Personal information
- Date of birth: 30 May 1948 (age 76)
- Original team(s): North Footscray
- Height: 185 cm (6 ft 1 in)
- Weight: 83 kg (183 lb)

Playing career^{1}
- Years: Club / Games (Goals)
- 1965–1973: Footscray / 151 0(79)
- 1974–1976: Richmond / 027 0(24)
- Total:  / 178 (103)
- ^{1} Playing statistics correct to the end of 1976.

Career highlights
- VFL premiership: 1974; Footscray captain: 1973; 2× Charles Sutton Medal: 1968, 1971; All-Australian team: 1972;

= David Thorpe (footballer) =

Australian rules footballer

David Thorpe (born 30 May 1948) is a former Australian rules footballer who played with Footscray and Richmond in the VFL.

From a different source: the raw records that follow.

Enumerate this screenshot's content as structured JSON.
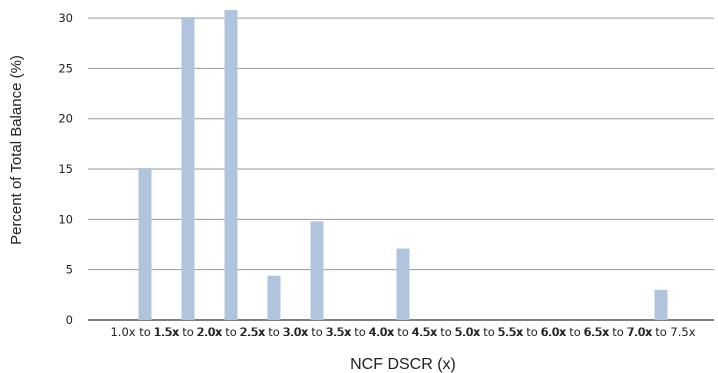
{
  "chart_data": {
    "type": "bar",
    "title": "",
    "xlabel": "NCF DSCR (x)",
    "ylabel": "Percent of Total Balance (%)",
    "ylim": [
      0,
      31
    ],
    "yticks": [
      0,
      5,
      10,
      15,
      20,
      25,
      30
    ],
    "grid": true,
    "categories": [
      "1.0x to 1.5x",
      "1.5x to 2.0x",
      "2.0x to 2.5x",
      "2.5x to 3.0x",
      "3.0x to 3.5x",
      "3.5x to 4.0x",
      "4.0x to 4.5x",
      "4.5x to 5.0x",
      "5.0x to 5.5x",
      "5.5x to 6.0x",
      "6.0x to 6.5x",
      "6.5x to 7.0x",
      "7.0x to 7.5x"
    ],
    "values": [
      15.1,
      30.1,
      30.8,
      4.4,
      9.8,
      0,
      7.1,
      0,
      0,
      0,
      0,
      0,
      3.0
    ],
    "colors": {
      "bar": "#b0c4de",
      "grid": "#9a9a9a",
      "axis": "#333333"
    }
  }
}
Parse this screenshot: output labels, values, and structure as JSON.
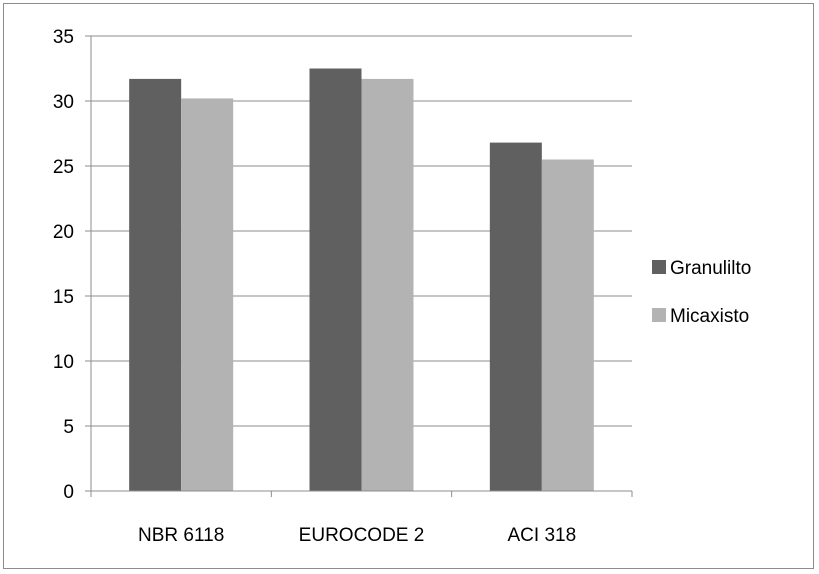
{
  "chart_data": {
    "type": "bar",
    "categories": [
      "NBR 6118",
      "EUROCODE 2",
      "ACI 318"
    ],
    "series": [
      {
        "name": "Granulilto",
        "color": "#606060",
        "values": [
          31.7,
          32.5,
          26.8
        ]
      },
      {
        "name": "Micaxisto",
        "color": "#b3b3b3",
        "values": [
          30.2,
          31.7,
          25.5
        ]
      }
    ],
    "ylim": [
      0,
      35
    ],
    "yticks": [
      "0",
      "5",
      "10",
      "15",
      "20",
      "25",
      "30",
      "35"
    ],
    "grid": true,
    "legend_position": "right"
  }
}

A centreman, Thorpe played with Footscray from 1965 to 1973. He won the Charles Sutton Medal for the club's best and fairest player in 1968 and 1972. Thorpe missed out on the award in 1969 despite polling well in the Brownlow Medal, finishing the count in 6th position. From that season, until 1972, he represented Victoria at interstate football. For his performance in the 1972 Perth Carnival he earned All Australian selection.

Thorpe transferred to Richmond in 1974 and was a member of that season's premiership team, defeating North Melbourne in the grand final.